Seluruh awak dan penumpang KA (75) Mataram dalam kondisi selamat dan aman. KA 75 Mataram sempat berhenti di Stasiun Kutoarjo untuk dilakukan pengecekan rangkaian dan penggantian lokomotif dampak dari temperan tersebut. Pada pkl 12.38 WIB, KA 75 Mataram kembali melanjutkan perjalanan. KAI Daop 6 Yogyakarta menyampaikan permohonan maaf kepada seluruh penumpang KA yang terdampak atas kejadian ini.

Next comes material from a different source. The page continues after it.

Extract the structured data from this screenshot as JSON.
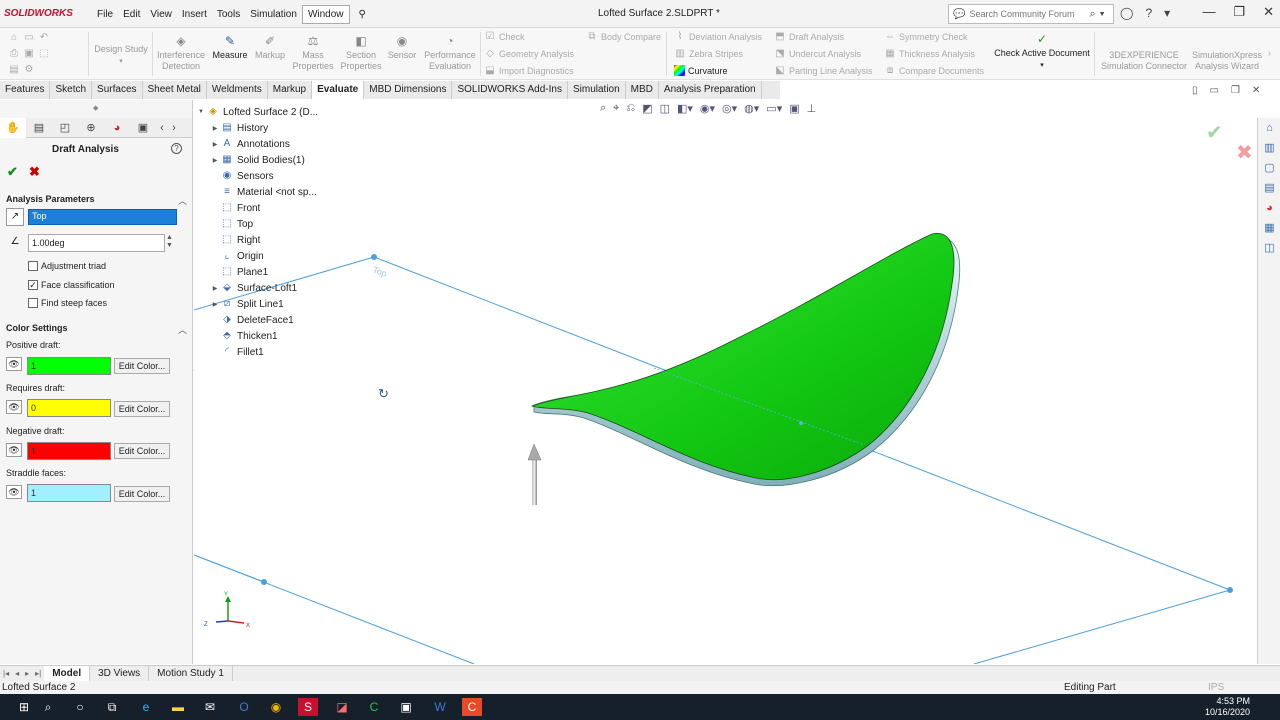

“Masyarakat kami imbau agar tidak beraktivitas di sekitar jalur KA karena sekitar jalur KA merupakan kawasan steril dan berisiko sehingga hanya terbatas untuk petugas operasional dan perawatan prasarana saja. Keselamatan bersama merupakan tanggung jawab bersama. Karena itu kami imbau seluruh masyarakat agar tidak beraktivitas di sekitar jalur KA dan melintas hanya di perlintasan resmi saja. Semoga kejadian ini tidak terjadi lagi di kemudian hari,” pungkas Feni.(mrn).